Furthermore, Visitect CD4 shows how intellectual property and public-private partnerships can work together to ensure the development and deployment of healthcare innovations for developing country markets. In 2014, UNITAID (a global non-profit financed by an airline ticket tax in ten countries, along with other donations, including by the Bill and Melinda Gates Foundation) gave the Burnet Institute a grant that it, in part, passed onto Omega to allow it to build up an inventory of products and for it to establish a second manufacturing facility in India. In early 2017, Omega manufactured a pilot batch of 10,000 units, tested these at three British hospitals, and finalized the design for large-scale manufacturing at its plants in India and the UK. Locating the plant in India will also greatly improve access to life-saving anti-HIV drugs for potentially hundreds of thousands of HIV-positive citizens in India.

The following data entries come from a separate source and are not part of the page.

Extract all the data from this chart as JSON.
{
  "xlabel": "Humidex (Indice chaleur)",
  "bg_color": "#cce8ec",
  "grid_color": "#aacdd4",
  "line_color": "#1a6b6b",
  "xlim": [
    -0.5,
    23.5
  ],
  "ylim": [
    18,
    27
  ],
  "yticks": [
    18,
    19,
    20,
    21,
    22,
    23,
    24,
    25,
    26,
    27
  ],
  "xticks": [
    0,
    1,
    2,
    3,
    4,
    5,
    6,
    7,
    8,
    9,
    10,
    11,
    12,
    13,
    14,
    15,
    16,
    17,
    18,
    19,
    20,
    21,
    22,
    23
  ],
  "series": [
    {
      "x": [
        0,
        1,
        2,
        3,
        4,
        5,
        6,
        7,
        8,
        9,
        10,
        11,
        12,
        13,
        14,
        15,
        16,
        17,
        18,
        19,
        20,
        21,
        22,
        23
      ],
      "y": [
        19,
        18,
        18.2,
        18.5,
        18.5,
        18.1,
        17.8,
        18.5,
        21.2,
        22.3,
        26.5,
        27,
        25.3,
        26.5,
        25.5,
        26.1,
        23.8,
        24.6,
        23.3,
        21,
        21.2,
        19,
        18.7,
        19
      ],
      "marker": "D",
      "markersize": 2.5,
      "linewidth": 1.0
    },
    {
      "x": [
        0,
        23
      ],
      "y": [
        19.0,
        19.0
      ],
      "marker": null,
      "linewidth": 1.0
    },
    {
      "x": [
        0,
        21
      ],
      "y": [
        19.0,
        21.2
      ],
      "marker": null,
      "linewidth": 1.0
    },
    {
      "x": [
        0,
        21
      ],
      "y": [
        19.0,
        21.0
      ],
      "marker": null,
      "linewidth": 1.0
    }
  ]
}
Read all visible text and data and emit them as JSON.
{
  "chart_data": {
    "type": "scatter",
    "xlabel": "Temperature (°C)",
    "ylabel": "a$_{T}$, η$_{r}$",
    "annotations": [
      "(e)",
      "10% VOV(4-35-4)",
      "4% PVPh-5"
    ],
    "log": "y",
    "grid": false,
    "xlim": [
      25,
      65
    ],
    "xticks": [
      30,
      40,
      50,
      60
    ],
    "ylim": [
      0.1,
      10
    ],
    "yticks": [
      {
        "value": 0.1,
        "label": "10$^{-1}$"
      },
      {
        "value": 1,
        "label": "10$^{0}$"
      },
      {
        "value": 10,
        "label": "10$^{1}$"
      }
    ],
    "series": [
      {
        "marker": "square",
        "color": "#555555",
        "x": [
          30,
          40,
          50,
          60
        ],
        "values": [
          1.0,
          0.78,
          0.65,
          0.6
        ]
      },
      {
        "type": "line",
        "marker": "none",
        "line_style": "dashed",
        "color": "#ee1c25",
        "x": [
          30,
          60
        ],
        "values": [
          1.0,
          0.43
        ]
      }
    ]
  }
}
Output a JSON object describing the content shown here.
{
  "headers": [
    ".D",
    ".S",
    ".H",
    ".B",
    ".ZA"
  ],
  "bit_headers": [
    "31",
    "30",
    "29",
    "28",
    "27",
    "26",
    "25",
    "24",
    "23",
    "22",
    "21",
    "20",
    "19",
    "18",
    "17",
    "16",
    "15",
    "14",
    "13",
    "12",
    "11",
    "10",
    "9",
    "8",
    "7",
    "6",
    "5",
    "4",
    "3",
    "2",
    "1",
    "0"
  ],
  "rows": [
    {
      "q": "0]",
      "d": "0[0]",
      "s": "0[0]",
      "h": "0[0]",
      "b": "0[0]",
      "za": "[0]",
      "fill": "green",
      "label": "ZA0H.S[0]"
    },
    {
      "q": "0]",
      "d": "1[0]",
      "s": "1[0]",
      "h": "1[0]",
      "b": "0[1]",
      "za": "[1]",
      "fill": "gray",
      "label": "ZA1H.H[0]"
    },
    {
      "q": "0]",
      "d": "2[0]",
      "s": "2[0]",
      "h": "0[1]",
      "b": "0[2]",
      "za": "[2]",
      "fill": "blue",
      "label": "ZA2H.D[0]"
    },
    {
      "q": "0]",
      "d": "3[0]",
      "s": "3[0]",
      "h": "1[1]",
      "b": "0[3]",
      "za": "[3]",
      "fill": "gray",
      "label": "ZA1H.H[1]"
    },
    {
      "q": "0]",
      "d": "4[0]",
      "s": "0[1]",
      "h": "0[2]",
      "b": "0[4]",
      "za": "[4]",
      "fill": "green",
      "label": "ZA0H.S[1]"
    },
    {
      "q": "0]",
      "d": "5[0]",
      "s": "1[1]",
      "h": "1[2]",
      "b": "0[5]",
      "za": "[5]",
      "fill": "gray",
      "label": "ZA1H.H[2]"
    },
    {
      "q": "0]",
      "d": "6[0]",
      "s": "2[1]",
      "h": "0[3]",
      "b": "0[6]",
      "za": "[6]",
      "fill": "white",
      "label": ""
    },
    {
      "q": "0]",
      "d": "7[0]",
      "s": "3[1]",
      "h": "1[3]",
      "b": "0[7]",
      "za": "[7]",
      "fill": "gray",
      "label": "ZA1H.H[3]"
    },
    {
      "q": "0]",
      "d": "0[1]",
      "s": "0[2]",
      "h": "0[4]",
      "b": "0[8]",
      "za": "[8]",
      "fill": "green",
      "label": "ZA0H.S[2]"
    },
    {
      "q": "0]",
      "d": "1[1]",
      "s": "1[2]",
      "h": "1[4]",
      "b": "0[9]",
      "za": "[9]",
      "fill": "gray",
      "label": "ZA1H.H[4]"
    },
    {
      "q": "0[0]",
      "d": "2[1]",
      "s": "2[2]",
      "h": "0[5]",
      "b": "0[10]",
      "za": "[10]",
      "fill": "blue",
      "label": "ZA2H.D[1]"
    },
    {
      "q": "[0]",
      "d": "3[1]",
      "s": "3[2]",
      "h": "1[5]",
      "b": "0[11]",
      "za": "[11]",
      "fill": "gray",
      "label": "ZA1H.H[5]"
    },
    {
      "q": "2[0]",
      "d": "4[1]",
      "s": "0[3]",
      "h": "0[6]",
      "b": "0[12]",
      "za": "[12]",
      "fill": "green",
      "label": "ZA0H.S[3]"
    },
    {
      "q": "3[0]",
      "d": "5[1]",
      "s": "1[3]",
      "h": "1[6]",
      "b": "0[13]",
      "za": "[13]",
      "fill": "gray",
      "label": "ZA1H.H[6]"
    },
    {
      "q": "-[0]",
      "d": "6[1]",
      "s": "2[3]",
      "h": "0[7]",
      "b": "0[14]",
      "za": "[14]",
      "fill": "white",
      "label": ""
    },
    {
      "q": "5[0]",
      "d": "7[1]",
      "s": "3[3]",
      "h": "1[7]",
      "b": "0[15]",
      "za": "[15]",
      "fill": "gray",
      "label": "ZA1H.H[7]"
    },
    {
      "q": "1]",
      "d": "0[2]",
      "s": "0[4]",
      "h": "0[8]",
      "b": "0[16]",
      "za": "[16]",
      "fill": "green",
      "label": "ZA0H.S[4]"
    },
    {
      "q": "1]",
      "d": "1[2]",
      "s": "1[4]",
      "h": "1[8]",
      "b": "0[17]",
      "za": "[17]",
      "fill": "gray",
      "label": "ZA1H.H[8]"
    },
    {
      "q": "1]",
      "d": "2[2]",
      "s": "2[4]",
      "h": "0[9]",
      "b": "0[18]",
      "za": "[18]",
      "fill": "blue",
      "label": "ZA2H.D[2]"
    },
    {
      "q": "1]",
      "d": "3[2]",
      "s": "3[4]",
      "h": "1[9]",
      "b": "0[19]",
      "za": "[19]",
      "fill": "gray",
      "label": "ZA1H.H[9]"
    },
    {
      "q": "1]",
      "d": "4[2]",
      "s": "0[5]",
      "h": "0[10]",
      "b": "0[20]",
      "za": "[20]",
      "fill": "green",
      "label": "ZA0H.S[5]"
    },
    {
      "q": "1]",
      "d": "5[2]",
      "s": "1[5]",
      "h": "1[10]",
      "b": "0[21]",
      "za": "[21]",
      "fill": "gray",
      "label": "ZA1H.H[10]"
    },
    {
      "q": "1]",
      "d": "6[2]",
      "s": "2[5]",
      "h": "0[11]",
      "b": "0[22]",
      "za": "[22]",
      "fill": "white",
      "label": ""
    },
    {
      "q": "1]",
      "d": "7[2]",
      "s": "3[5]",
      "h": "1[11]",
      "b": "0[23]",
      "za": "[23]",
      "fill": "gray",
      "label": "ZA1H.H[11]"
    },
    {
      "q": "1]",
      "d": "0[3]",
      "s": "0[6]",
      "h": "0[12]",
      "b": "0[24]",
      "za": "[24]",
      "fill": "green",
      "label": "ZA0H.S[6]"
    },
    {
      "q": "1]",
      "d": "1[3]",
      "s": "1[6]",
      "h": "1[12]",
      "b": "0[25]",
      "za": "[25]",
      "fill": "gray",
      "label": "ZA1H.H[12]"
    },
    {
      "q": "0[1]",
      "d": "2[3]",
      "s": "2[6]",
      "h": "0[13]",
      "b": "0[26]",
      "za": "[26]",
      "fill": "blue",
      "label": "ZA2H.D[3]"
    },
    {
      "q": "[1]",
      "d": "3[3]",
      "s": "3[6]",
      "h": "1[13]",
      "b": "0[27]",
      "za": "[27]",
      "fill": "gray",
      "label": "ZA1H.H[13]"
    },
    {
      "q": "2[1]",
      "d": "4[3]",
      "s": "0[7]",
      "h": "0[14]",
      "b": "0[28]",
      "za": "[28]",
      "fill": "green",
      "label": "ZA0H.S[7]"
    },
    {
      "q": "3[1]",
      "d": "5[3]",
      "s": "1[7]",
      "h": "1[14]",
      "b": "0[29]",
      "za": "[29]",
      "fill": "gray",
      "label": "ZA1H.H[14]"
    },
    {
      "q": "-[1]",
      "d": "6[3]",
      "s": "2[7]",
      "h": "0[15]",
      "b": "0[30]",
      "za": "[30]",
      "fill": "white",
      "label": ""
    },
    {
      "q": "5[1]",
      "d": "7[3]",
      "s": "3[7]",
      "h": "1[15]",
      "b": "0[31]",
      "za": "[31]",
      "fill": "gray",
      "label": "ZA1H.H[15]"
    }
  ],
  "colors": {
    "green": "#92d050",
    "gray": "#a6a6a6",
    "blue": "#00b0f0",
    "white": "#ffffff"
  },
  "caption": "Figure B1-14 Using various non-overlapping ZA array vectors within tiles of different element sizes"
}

While Visitect CD4 has the potential to have a significant impact on helping people with HIV in developing countries, it only addresses one specific issue, which may otherwise be undermined or negated by broader weaknesses in a country’s healthcare system. A recent large study in South Africa showed that linkage to care after testing HIV positive is the biggest weakness in its treatment program in trying to achieve UNAID’s 90-90-90 goal (to achieve 90 percent of people with HIV diagnosed, 90 percent of people diagnosed on treatment, and 90 percent of people on treatment with undetectable viral loads). Visitect CD4 may make diagnosis quicker, easier, cheaper, and more accessible, however, its potential to improve an individual person’s health will ultimately depend on the developing country’s overall healthcare system. The potential benefits of Visitect CD4 will be largely determined by the developing country’s ability to connect the person to treatment, and the health system’s ability or inability to provide supplies, personnel, training, and funding.

Visitect CD4’s history highlights the long, complex, uncertain, and potentially expensive path from invention, licensing, and delivery, to use. It is also an example of the intersection of how a public health issue is both a problem and a market, and how intellectual property can work as part of public-private partnerships that together seek to bring innovations to markets in countries around the world. However, the risks of failure and in product development, manufacturing, and distribution demonstrates the essential role that intellectual property plays in incentivizing and protecting innovation. Weakening intellectual property protections will only slow down the potential for further progress. Without the ability to earn returns on investment, there isn’t an incentive to invest in further research, or in the case of Omega, for it to negotiate future licensing agreements and to invest in further product development. Intellectual property is a key part, though just one of many, in what is a complex and difficult process of improving healthcare outcomes.